What should have been better

Sometimes, when good restaurants franchise out, attention to detail and quality standards can dip. As I already mentioned, Jolly Pumpkin’s reputation for granite-baked pizza is strong. However, on my first visit, the Popeye pizza with smoked chicken ($20) was lackluster at best. The chicken was the sole source of flavor. Who would’ve thought spinach, shaved garlic, preserved lemon, extra-virgin olive oil, Parmesan and fresh mozzarella could produce such a bland, lifeless combination? I can’t imagine ordering this pizza without a protein add-on. It was disappointing, to say the least. 
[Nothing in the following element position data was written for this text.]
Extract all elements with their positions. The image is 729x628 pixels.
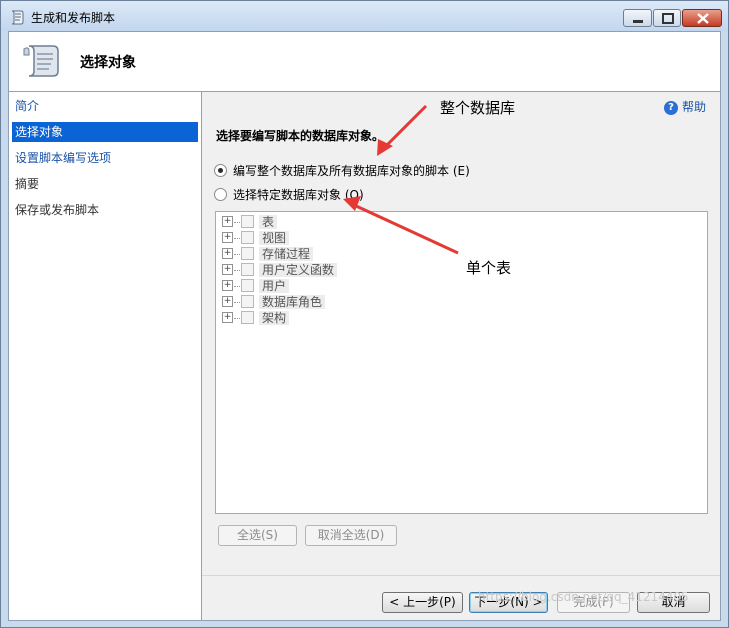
annotation-single-table: 单个表 (466, 259, 512, 277)
watermark-text: https://blog.csdn.net/qq_41214405 (478, 590, 689, 604)
annotation-arrows (343, 104, 459, 255)
annotation-whole-database: 整个数据库 (440, 99, 516, 117)
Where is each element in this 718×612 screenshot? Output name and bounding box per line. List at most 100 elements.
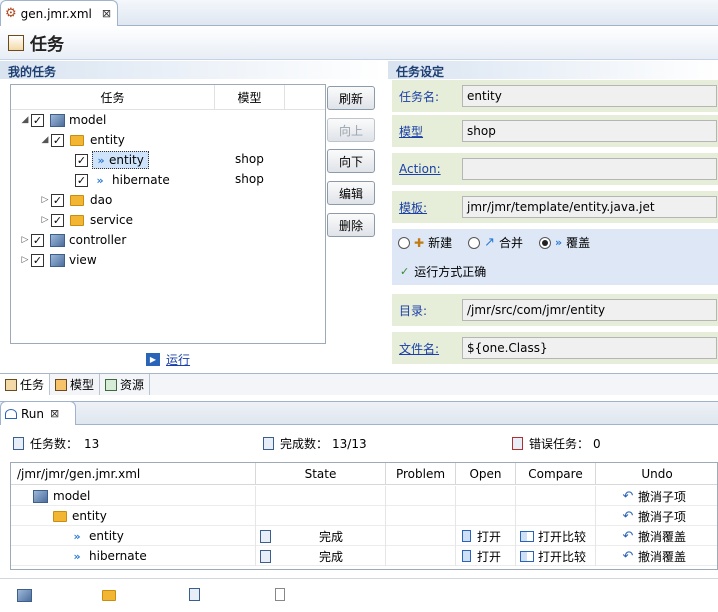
row-name: entity <box>89 529 124 543</box>
footer-strip <box>0 578 718 612</box>
template-row: 模板: jmr/jmr/template/entity.java.jet <box>392 191 718 223</box>
checkbox[interactable]: ✓ <box>51 133 64 147</box>
delete-button[interactable]: 删除 <box>327 213 375 237</box>
task-name-label: 任务名: <box>399 89 440 104</box>
package-icon <box>50 253 65 267</box>
undo-icon: ↶ <box>622 508 634 524</box>
table-row[interactable]: » entity 完成 打开 打开比较 ↶ 撤消覆盖 <box>11 526 717 546</box>
tree-row-hibernate-task[interactable]: ✓ » hibernate <box>75 170 170 190</box>
col-undo[interactable]: Undo <box>596 463 717 485</box>
tree-row-controller[interactable]: ▷ ✓ controller <box>19 230 127 250</box>
compare-link[interactable]: 打开比较 <box>538 528 586 545</box>
file-name-link[interactable]: 文件名: <box>392 340 462 357</box>
check-icon: ✓ <box>400 265 410 278</box>
tab-label: 模型 <box>70 378 95 392</box>
table-row[interactable]: model ↶ 撤消子项 <box>11 486 717 506</box>
radio-new[interactable] <box>398 236 410 249</box>
edit-button[interactable]: 编辑 <box>327 181 375 205</box>
col-state[interactable]: State <box>256 463 386 485</box>
col-file[interactable]: /jmr/jmr/gen.jmr.xml <box>11 463 256 485</box>
dir-field[interactable]: /jmr/src/com/jmr/entity <box>462 299 717 321</box>
checkbox[interactable]: ✓ <box>51 213 64 227</box>
entity-icon: » <box>73 529 81 543</box>
action-field[interactable] <box>462 158 717 180</box>
tree-row-dao[interactable]: ▷ ✓ dao <box>39 190 113 210</box>
clipboard-icon[interactable] <box>189 588 200 601</box>
action-link[interactable]: Action: <box>392 162 462 176</box>
file-name-field[interactable]: ${one.Class} <box>462 337 717 359</box>
open-link[interactable]: 打开 <box>477 528 501 545</box>
selected-item[interactable]: » entity <box>92 151 149 169</box>
model-link[interactable]: 模型 <box>392 123 462 140</box>
checkbox[interactable]: ✓ <box>31 233 44 247</box>
template-link[interactable]: 模板: <box>392 199 462 216</box>
col-open[interactable]: Open <box>456 463 516 485</box>
close-icon[interactable]: ⊠ <box>102 7 111 20</box>
done-clipboard-icon <box>263 436 274 450</box>
expanded-arrow-icon[interactable]: ◢ <box>39 135 51 145</box>
task-name-field[interactable]: entity <box>462 85 717 107</box>
tree-header: 任务 模型 <box>11 85 325 110</box>
overwrite-icon: » <box>555 236 563 249</box>
document-icon[interactable] <box>275 588 285 601</box>
run-link[interactable]: 运行 <box>166 351 190 368</box>
refresh-button[interactable]: 刷新 <box>327 86 375 110</box>
tab-tasks[interactable]: 任务 <box>0 374 51 395</box>
collapsed-arrow-icon[interactable]: ▷ <box>39 195 51 205</box>
move-down-button[interactable]: 向下 <box>327 149 375 173</box>
task-count-label: 任务数： <box>30 436 79 451</box>
checkbox[interactable]: ✓ <box>31 113 44 127</box>
tree-row-entity-task[interactable]: ✓ » entity <box>75 150 149 170</box>
tab-resources[interactable]: 资源 <box>100 374 151 395</box>
undo-icon: ↶ <box>622 488 634 504</box>
run-link-row[interactable]: ▶ 运行 <box>146 351 190 368</box>
collapsed-arrow-icon[interactable]: ▷ <box>19 255 31 265</box>
undo-link[interactable]: 撤消覆盖 <box>638 528 686 545</box>
template-field[interactable]: jmr/jmr/template/entity.java.jet <box>462 196 717 218</box>
move-up-button[interactable]: 向上 <box>327 118 375 142</box>
radio-overwrite[interactable] <box>539 236 551 249</box>
tree-row-model[interactable]: ◢ ✓ model <box>19 110 107 130</box>
table-row[interactable]: entity ↶ 撤消子项 <box>11 506 717 526</box>
checkbox[interactable]: ✓ <box>31 253 44 267</box>
expanded-arrow-icon[interactable]: ◢ <box>19 115 31 125</box>
collapsed-arrow-icon[interactable]: ▷ <box>19 235 31 245</box>
task-settings-title: 任务设定 <box>388 61 718 79</box>
row-name: entity <box>72 509 107 523</box>
checkbox[interactable]: ✓ <box>51 193 64 207</box>
editor-tab-gen-jmr[interactable]: ⚙ gen.jmr.xml ⊠ <box>0 0 118 26</box>
run-view-tab[interactable]: Run ⊠ <box>0 401 76 425</box>
folder-icon[interactable] <box>102 590 116 601</box>
entity-icon: » <box>97 153 105 167</box>
undo-link[interactable]: 撤消覆盖 <box>638 548 686 565</box>
checkbox[interactable]: ✓ <box>75 173 88 187</box>
new-file-icon: ✚ <box>414 235 425 250</box>
tree-row-entity-folder[interactable]: ◢ ✓ entity <box>39 130 125 150</box>
close-icon[interactable]: ⊠ <box>50 407 59 420</box>
mode-overwrite-label: 覆盖 <box>566 236 591 250</box>
undo-link[interactable]: 撤消子项 <box>638 508 686 525</box>
open-link[interactable]: 打开 <box>477 548 501 565</box>
run-results-table[interactable]: /jmr/jmr/gen.jmr.xml State Problem Open … <box>10 462 718 570</box>
undo-link[interactable]: 撤消子项 <box>638 488 686 505</box>
tree-row-view[interactable]: ▷ ✓ view <box>19 250 97 270</box>
table-row[interactable]: » hibernate 完成 打开 打开比较 ↶ 撤消覆盖 <box>11 546 717 566</box>
col-problem[interactable]: Problem <box>386 463 456 485</box>
package-icon[interactable] <box>17 589 32 602</box>
dir-label: 目录: <box>399 303 428 318</box>
col-compare[interactable]: Compare <box>516 463 596 485</box>
compare-link[interactable]: 打开比较 <box>538 548 586 565</box>
collapsed-arrow-icon[interactable]: ▷ <box>39 215 51 225</box>
resource-icon <box>105 378 118 391</box>
tree-label: dao <box>90 193 113 207</box>
tree-col-model[interactable]: 模型 <box>215 85 285 109</box>
tree-row-service[interactable]: ▷ ✓ service <box>39 210 133 230</box>
tab-models[interactable]: 模型 <box>50 374 101 395</box>
tree-col-task[interactable]: 任务 <box>11 85 215 109</box>
done-count-label: 完成数： <box>280 436 329 451</box>
task-tree[interactable]: 任务 模型 ◢ ✓ model ◢ ✓ entity ✓ » entity sh… <box>10 84 326 344</box>
done-count-value: 13/13 <box>332 436 367 451</box>
radio-merge[interactable] <box>468 236 481 249</box>
model-field[interactable]: shop <box>462 120 717 142</box>
checkbox[interactable]: ✓ <box>75 153 88 167</box>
Also missing the mark was the Seared Sesame Tuna ($16.75). A few of the Thai-sauced bites were absolutely delicious, but the unevenness in the compilation of the dish was bizarre. Some pieces of tuna were seared appropriately, but others were way overdone. Some of the garlic-Parmesan crostini were too soft, and other pieces were hard as a rock. Some of the Asian-inspired bruschetta bites were draped in cilantro, but others had none. The kitchen could stand to keep a keener eye on consistency. 

What’s really good

My love for burgers is well documented at this point, and I have a new fondness for Jolly Pumpkin’s Lamb Burger ($18). Spiced with cumin and topped with garlicky spinach, a fried egg and roasted-onion aioli, this handheld was juicy, flavorful and filling. I loved the runny yolk combined with the spinach, aioli and the crusty bark of the grilled lamb patty. It was a delightful mess and required multiple napkins. 

The side of truffle fries ($2.50) came with a choice of sauce. I tried both the smoky aioli and the bright turmeric aioli, and each was wonderful. 
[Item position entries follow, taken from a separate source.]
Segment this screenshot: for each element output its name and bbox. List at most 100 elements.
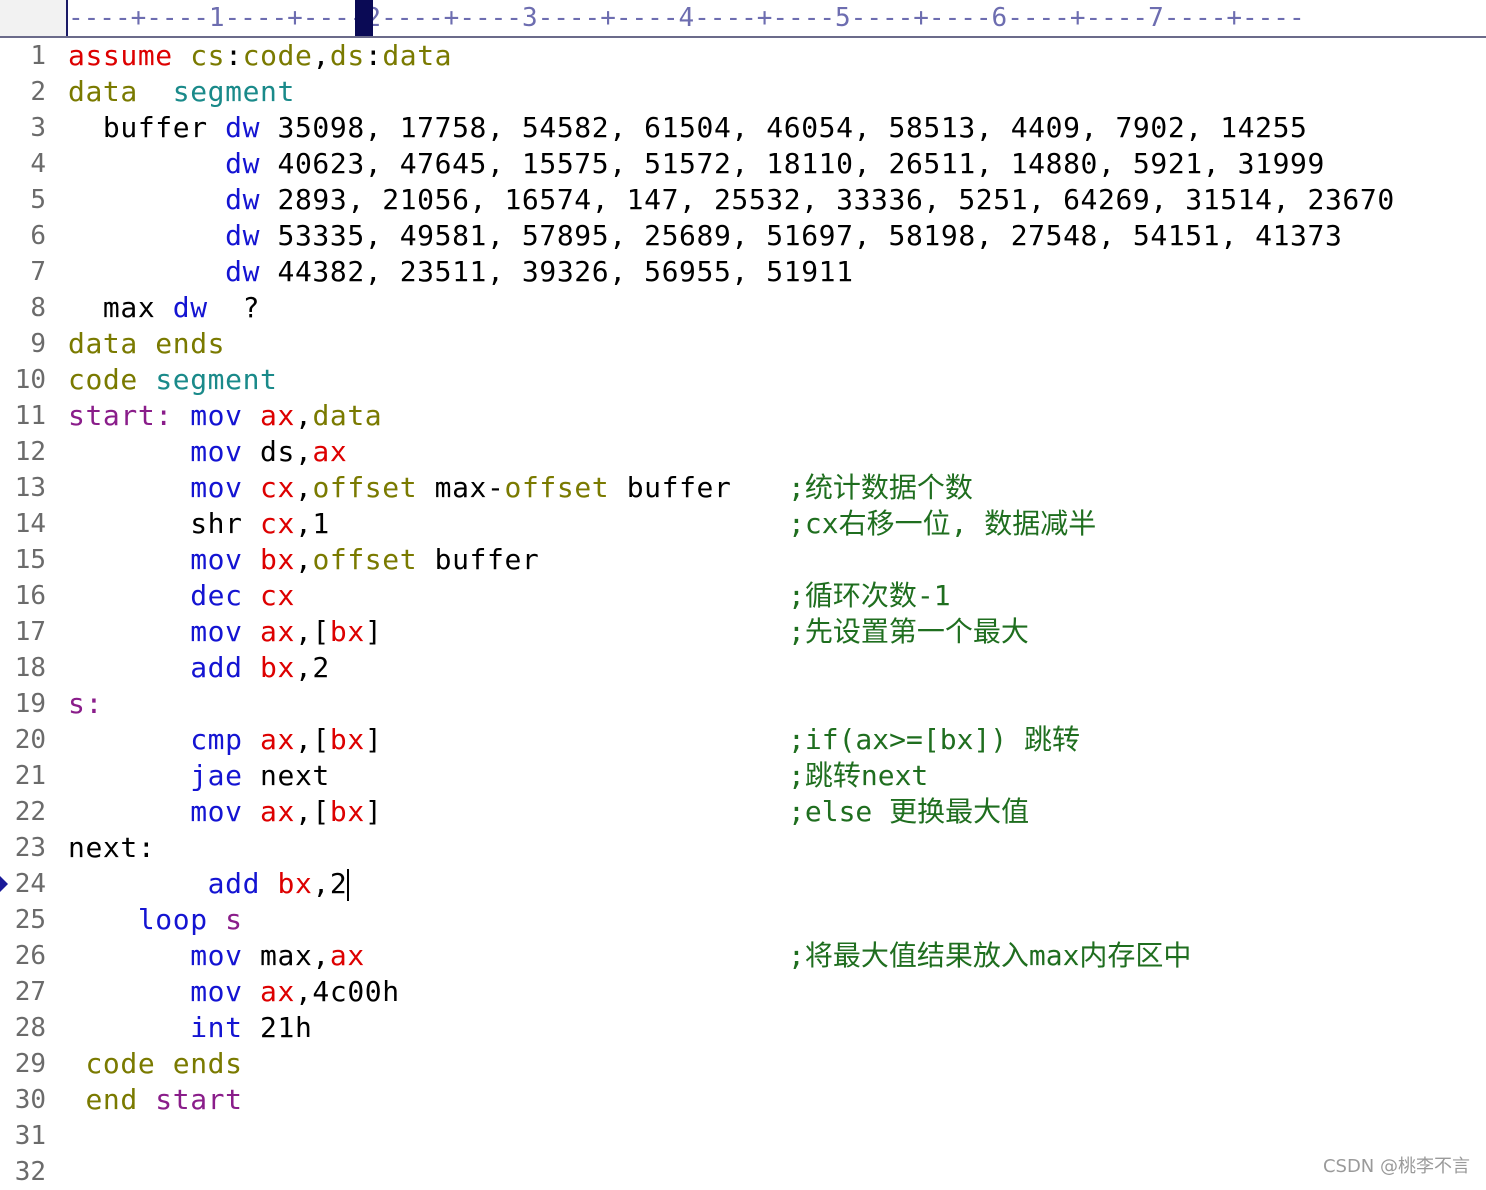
- code-token: ,[: [294, 615, 330, 648]
- code-text[interactable]: data segment: [68, 74, 295, 110]
- code-line[interactable]: 15 mov bx,offset buffer: [0, 542, 1486, 578]
- code-line[interactable]: 24 add bx,2: [0, 866, 1486, 902]
- code-line[interactable]: 31: [0, 1118, 1486, 1154]
- code-text[interactable]: add bx,2: [68, 866, 350, 902]
- code-text[interactable]: s:: [68, 686, 103, 722]
- code-text[interactable]: start: mov ax,data: [68, 398, 382, 434]
- code-text[interactable]: shr cx,1: [68, 506, 330, 542]
- line-number: 5: [30, 185, 46, 215]
- code-line[interactable]: 22 mov ax,[bx] ;else 更换最大值: [0, 794, 1486, 830]
- line-number: 14: [14, 509, 46, 539]
- code-token: buffer: [68, 111, 226, 144]
- code-token: end: [68, 1083, 156, 1116]
- code-text[interactable]: next:: [68, 830, 155, 866]
- code-token: 40623, 47645, 15575, 51572, 18110, 26511…: [260, 147, 1325, 180]
- line-number: 11: [14, 401, 46, 431]
- code-text[interactable]: mov bx,offset buffer: [68, 542, 539, 578]
- code-text[interactable]: dec cx: [68, 578, 295, 614]
- code-line[interactable]: 27 mov ax,4c00h: [0, 974, 1486, 1010]
- code-line[interactable]: 14 shr cx,1 ;cx右移一位, 数据减半: [0, 506, 1486, 542]
- code-line[interactable]: 18 add bx,2: [0, 650, 1486, 686]
- code-line[interactable]: 12 mov ds,ax: [0, 434, 1486, 470]
- code-line[interactable]: 5 dw 2893, 21056, 16574, 147, 25532, 333…: [0, 182, 1486, 218]
- code-token: ]: [364, 615, 383, 648]
- code-line[interactable]: 13 mov cx,offset max-offset buffer ;统计数据个…: [0, 470, 1486, 506]
- line-number: 13: [14, 473, 46, 503]
- ruler-caret-marker[interactable]: [355, 0, 373, 36]
- text-cursor: [347, 869, 350, 901]
- code-text[interactable]: code ends: [68, 1046, 243, 1082]
- line-number: 22: [14, 797, 46, 827]
- code-text[interactable]: buffer dw 35098, 17758, 54582, 61504, 46…: [68, 110, 1308, 146]
- code-token: dw: [225, 219, 261, 252]
- code-text[interactable]: jae next: [68, 758, 330, 794]
- code-line[interactable]: 21 jae next ;跳转next: [0, 758, 1486, 794]
- code-line[interactable]: 1 assume cs:code,ds:data: [0, 38, 1486, 74]
- line-number: 3: [30, 113, 46, 143]
- line-number: 10: [14, 365, 46, 395]
- code-line[interactable]: 9 data ends: [0, 326, 1486, 362]
- code-token: next: [242, 759, 330, 792]
- code-text[interactable]: max dw ?: [68, 290, 260, 326]
- code-text[interactable]: mov ax,[bx]: [68, 614, 382, 650]
- code-line[interactable]: 6 dw 53335, 49581, 57895, 25689, 51697, …: [0, 218, 1486, 254]
- code-text[interactable]: end start: [68, 1082, 243, 1118]
- code-token: data ends: [68, 327, 226, 360]
- code-line[interactable]: 4 dw 40623, 47645, 15575, 51572, 18110, …: [0, 146, 1486, 182]
- code-line[interactable]: 30 end start: [0, 1082, 1486, 1118]
- code-text[interactable]: dw 40623, 47645, 15575, 51572, 18110, 26…: [68, 146, 1325, 182]
- code-text[interactable]: data ends: [68, 326, 225, 362]
- code-text[interactable]: cmp ax,[bx]: [68, 722, 382, 758]
- code-token: cx: [260, 471, 295, 504]
- code-token: ,: [294, 471, 313, 504]
- code-token: ax: [329, 939, 365, 972]
- code-text[interactable]: code segment: [68, 362, 278, 398]
- code-text[interactable]: mov cx,offset max-offset buffer: [68, 470, 731, 506]
- code-line[interactable]: 16 dec cx ;循环次数-1: [0, 578, 1486, 614]
- code-token: add: [207, 867, 261, 900]
- code-line[interactable]: 10 code segment: [0, 362, 1486, 398]
- code-line[interactable]: 8 max dw ?: [0, 290, 1486, 326]
- code-text[interactable]: dw 2893, 21056, 16574, 147, 25532, 33336…: [68, 182, 1395, 218]
- code-line[interactable]: 2 data segment: [0, 74, 1486, 110]
- line-number: 17: [14, 617, 46, 647]
- code-text[interactable]: dw 44382, 23511, 39326, 56955, 51911: [68, 254, 854, 290]
- code-line[interactable]: 7 dw 44382, 23511, 39326, 56955, 51911: [0, 254, 1486, 290]
- code-line[interactable]: 23 next:: [0, 830, 1486, 866]
- code-comment: ;循环次数-1: [788, 579, 951, 612]
- code-editor[interactable]: 1 assume cs:code,ds:data 2 data segment 3 bu…: [0, 38, 1486, 1187]
- code-line[interactable]: 26 mov max,ax ;将最大值结果放入max内存区中: [0, 938, 1486, 974]
- line-number: 15: [14, 545, 46, 575]
- code-line[interactable]: 29 code ends: [0, 1046, 1486, 1082]
- code-line[interactable]: 19 s:: [0, 686, 1486, 722]
- code-token: dw: [225, 255, 261, 288]
- code-line[interactable]: 25 loop s: [0, 902, 1486, 938]
- code-text[interactable]: dw 53335, 49581, 57895, 25689, 51697, 58…: [68, 218, 1342, 254]
- code-token: mov: [190, 543, 243, 576]
- code-text[interactable]: mov ax,[bx]: [68, 794, 382, 830]
- code-line[interactable]: 28 int 21h: [0, 1010, 1486, 1046]
- code-line[interactable]: 11 start: mov ax,data: [0, 398, 1486, 434]
- code-line[interactable]: 20 cmp ax,[bx] ;if(ax>=[bx]) 跳转: [0, 722, 1486, 758]
- code-token: ds,: [242, 435, 313, 468]
- code-text[interactable]: int 21h: [68, 1010, 312, 1046]
- code-token: start:: [68, 399, 191, 432]
- code-text[interactable]: mov max,ax: [68, 938, 365, 974]
- code-text[interactable]: mov ax,4c00h: [68, 974, 400, 1010]
- code-token: mov: [190, 939, 243, 972]
- code-text[interactable]: add bx,2: [68, 650, 330, 686]
- code-line[interactable]: 3 buffer dw 35098, 17758, 54582, 61504, …: [0, 110, 1486, 146]
- code-text[interactable]: mov ds,ax: [68, 434, 347, 470]
- code-line[interactable]: 32: [0, 1154, 1486, 1190]
- code-line[interactable]: 17 mov ax,[bx] ;先设置第一个最大: [0, 614, 1486, 650]
- code-text[interactable]: loop s: [68, 902, 243, 938]
- code-text[interactable]: assume cs:code,ds:data: [68, 38, 452, 74]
Another strong dish was the Candied Brussels Sprouts ($12.50) with bacon and Parmesan. Bathed in a sweet and spicy honey sauce, the sprouts were crisped well, while the tangy but sweet flavor profile struck a balanced chord. 

Best bite

One of the restaurant’s summer specials is a slamming BBQ Salad ($16). A still-steaming smoked chicken breast arrived atop a bed of romaine, surrounded by corn, peppers and red onion. I was enamored with the pairing of barbecue sauce and jalapeño ranch dressing, which may seem odd, but I promise it worked. A final lovely touch was found in the cornmeal-breaded onion straws, which provided a perfect crunch in every bite.